Arsht Center Thrives Despite Rough Beginnings

Performing Arts Center looks to 5th anniversary season

At first, skeptics wondered if the new $500 million performing arts center in downtown Miami was sustainable.  
But fast forward four years, and the second largest arts center in the nation has transformed into a thriving venue. 
This past Sunday, 7,000 locals celebrated the upcoming 5th anniversary season for the Adrienne Arsht Performing Arts Center of Miami Dade County, a true testament to the PAC's success and its view as Miami's cultural landmark. 
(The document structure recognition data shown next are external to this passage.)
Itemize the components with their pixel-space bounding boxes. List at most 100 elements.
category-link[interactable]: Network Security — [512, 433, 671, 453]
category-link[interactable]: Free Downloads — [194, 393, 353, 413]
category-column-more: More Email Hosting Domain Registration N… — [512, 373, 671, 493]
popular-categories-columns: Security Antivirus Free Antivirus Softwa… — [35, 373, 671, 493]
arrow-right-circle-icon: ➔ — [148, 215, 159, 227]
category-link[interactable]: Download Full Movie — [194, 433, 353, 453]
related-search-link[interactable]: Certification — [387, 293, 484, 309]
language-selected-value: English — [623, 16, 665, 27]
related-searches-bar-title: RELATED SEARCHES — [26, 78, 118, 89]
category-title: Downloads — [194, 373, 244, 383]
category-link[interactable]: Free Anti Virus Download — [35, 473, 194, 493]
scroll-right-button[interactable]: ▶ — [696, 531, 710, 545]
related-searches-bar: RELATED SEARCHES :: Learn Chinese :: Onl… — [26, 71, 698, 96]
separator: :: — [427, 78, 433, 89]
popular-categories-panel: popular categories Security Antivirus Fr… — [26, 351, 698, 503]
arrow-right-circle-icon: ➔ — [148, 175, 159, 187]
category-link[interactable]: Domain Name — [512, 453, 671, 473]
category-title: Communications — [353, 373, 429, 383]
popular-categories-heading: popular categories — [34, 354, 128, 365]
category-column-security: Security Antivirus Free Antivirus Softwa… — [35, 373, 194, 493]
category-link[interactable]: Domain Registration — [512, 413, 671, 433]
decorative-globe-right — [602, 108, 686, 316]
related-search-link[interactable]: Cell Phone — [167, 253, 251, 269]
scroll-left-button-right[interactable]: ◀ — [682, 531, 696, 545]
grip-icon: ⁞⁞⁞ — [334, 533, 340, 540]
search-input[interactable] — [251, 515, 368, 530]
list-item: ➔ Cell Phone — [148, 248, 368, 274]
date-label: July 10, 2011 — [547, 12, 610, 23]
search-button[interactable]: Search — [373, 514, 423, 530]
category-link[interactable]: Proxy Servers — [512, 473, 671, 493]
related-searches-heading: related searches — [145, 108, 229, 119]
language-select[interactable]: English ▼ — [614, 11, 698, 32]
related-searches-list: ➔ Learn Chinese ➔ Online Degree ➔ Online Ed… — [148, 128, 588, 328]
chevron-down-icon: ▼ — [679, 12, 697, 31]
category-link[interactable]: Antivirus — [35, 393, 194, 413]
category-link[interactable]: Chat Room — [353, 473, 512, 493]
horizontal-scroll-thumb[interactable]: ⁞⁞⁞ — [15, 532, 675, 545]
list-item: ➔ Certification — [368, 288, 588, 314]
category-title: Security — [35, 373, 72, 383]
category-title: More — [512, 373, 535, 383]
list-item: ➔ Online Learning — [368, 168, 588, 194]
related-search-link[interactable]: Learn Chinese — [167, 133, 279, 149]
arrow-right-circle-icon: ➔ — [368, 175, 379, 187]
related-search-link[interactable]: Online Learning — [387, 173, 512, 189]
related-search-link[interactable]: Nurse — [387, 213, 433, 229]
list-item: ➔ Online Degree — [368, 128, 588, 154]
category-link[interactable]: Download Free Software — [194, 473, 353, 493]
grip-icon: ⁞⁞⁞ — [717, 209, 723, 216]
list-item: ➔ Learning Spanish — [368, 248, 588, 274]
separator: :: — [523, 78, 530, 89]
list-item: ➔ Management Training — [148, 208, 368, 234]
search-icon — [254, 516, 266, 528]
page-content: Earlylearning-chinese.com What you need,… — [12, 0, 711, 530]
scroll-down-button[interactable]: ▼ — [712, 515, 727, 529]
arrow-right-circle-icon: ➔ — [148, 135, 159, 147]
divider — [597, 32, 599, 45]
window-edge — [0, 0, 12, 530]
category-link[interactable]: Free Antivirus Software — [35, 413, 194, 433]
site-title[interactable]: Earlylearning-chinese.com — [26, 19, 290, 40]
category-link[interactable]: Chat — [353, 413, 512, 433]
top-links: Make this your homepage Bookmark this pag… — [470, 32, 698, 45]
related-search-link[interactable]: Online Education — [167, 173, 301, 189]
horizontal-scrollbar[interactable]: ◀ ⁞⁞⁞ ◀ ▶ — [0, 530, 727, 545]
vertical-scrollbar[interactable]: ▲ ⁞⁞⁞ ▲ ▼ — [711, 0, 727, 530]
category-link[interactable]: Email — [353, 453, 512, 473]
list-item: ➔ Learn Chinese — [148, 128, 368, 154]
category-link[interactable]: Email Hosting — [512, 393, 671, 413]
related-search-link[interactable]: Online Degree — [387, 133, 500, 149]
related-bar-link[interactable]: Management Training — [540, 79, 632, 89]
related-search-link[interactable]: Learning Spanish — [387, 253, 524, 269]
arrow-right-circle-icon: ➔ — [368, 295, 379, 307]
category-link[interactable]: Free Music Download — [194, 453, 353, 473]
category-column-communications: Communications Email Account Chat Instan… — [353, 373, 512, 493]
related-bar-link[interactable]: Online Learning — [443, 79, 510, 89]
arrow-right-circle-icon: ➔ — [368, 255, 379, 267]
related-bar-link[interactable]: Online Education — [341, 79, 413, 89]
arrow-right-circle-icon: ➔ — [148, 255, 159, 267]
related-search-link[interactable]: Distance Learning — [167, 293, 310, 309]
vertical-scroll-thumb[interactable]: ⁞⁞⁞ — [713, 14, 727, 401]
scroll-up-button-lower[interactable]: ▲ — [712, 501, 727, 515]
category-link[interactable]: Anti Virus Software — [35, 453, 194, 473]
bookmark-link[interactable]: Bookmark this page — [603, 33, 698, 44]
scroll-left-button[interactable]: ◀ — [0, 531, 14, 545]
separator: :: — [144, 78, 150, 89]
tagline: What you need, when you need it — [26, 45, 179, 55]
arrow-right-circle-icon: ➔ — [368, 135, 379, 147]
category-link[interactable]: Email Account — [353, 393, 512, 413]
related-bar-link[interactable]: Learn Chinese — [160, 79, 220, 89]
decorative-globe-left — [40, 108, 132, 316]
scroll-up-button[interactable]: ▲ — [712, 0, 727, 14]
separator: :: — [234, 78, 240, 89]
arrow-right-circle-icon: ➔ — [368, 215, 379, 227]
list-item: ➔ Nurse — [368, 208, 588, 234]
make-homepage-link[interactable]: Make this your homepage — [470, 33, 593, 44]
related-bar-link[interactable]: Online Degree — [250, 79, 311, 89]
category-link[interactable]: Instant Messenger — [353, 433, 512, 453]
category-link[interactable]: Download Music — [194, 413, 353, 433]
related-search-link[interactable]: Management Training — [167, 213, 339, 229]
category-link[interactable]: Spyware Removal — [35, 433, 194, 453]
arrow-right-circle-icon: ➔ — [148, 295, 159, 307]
The Fall For the Arts Festival was a reminder just how far the Arsht Center has come since it first opened its doors in October 2006 as the Carnival Center for the Performing Arts.
"This has become the place to come," Mario Sanchez, founding director of the International Hispanic Theatre Festival, said.  His organization brings in companies from all over the world, preserving Hispanic heritage throughout the arts. 
He says he's witnessed Miami's "cultural revolution" from the small "Carnival Studio Theater" where his groups perform, housed inside the Arsht Center
Times were not always easy for the center, which is the largest public-private partnership ever taken on by Miami-Dade County.  It was plagued with financial problems and disappointing ticket sales the first couple years.  Then philanthropist Adrienne Arsht came along in 2008 and donated $30 million, granting the center the stability it needed.
According to CEO John Richard, to date more than 1.5 million patrons have enjoyed the Broadway, classical, opera, jazz and dance shows with more than 400 performances to choose from every year. Richard says the Arsht is thriving and now looking to the younger generation to keep the momentum going. 
That's where the Green Room Society comes in.  It is the young patrons membership group for the Arsht Center. Richard says they are gaining ground in tapping into the younger market but hope for more growth.